Unlike content theories of motivation, they see the individual not as predetermined and blindly
struggling its way upward the hierarchy of needs or being satisfied with or motivated by a
different set of factors.
1. EXPECTANCY THEORY
(Vroom, 1964), Shows how work behavior is influenced by the particular wants and expectations
with particular employees, in particular circumstances bring to the organization and how and to
what extent the employer meets them.
For example,
If a (female) employee was promised and therefore expects particular childcare facilities to be
available to her, but due to over-demand they turn out not to be, her expectations might be
violated to such an extent that she leaves the organization, if she can, or alternatively she might
withhold effort or withdraw her commitment.
This individual might not be looking for her next higher need to be satisfied, but for the
opportunity to maintain her career while bringing up her children. It is also likely that the
meaning she attaches to work has changed. But, of course, this state of affairs may again change:
once the children are older, her expectations might be to be offered more challenging work and
to take on more responsibility.

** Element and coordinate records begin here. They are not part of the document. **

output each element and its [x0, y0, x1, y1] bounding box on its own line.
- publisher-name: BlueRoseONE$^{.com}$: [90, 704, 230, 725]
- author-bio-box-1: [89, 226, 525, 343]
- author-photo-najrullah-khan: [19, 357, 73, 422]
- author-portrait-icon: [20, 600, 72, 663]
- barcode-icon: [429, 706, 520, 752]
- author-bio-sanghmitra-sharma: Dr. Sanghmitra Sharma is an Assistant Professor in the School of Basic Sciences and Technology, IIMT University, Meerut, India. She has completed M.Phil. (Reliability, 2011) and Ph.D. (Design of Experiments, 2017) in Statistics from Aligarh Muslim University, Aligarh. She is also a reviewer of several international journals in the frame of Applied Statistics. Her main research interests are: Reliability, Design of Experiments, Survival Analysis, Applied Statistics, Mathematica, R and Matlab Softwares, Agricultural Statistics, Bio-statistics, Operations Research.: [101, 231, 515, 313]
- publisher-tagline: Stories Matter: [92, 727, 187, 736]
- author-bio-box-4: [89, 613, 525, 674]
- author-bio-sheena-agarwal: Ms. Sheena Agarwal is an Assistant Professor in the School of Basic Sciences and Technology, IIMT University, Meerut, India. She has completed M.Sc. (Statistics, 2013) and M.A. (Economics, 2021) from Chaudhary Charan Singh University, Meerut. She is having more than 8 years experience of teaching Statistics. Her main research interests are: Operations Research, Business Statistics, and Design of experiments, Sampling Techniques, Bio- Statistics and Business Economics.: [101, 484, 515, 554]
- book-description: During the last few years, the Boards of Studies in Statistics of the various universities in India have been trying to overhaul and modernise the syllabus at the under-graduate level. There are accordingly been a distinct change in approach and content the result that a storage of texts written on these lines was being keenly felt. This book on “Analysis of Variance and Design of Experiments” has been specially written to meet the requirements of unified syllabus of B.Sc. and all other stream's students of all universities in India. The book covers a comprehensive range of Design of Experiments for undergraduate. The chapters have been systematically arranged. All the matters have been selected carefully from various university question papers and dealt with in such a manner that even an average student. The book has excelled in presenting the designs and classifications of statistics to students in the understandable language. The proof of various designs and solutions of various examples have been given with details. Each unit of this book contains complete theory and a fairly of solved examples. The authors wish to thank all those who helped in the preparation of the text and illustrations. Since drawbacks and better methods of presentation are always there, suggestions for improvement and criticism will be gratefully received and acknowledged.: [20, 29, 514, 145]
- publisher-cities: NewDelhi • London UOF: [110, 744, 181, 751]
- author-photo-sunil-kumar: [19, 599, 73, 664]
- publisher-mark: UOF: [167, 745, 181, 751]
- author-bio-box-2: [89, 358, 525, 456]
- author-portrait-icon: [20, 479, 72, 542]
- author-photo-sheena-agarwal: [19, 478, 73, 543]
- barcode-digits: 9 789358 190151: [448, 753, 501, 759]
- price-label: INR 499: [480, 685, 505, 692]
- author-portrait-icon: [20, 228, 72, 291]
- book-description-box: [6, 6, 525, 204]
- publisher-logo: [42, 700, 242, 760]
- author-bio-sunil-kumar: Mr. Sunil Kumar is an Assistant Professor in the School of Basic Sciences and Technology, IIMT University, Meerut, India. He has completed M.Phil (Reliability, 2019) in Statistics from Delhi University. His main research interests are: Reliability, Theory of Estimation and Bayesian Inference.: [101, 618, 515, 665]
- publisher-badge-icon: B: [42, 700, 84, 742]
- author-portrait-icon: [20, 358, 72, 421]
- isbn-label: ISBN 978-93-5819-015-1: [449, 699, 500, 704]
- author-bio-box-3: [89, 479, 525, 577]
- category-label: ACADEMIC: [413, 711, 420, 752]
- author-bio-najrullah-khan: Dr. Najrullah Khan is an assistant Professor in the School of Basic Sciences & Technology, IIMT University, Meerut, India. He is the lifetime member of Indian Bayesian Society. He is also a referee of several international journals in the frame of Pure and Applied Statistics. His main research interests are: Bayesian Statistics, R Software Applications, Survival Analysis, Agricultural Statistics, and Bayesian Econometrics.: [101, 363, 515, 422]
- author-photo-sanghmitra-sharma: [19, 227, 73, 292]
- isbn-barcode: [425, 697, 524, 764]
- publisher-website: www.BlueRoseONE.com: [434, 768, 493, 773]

In other words, this employee is not ‘motivated’ by inborn drives,
but as her priorities and orientation to work change, so do her expectancies and behavior.
(Adams, 1965)
Adams gave the name ‘equity theory’ to the simple assertion that members of any
workforce wish to be treated fairly that is to say equitably in relation to others and to
avoid inequality.
Thus individual employees are in a constant process of ‘comparing’ themselves, i.e. their
pay package, their terms and conditions –to those of colleagues or even similar groups
outside the organization. Should they feel themselves to be treated unfairly, effort and
contribution will be affected negatively.
Thus, process theories of motivation offer an opportunity to understand and reflect on the
dynamic contextual and individual factors, which constitute the ‘bundle of expectations’,
which in turn influences workplace behavior.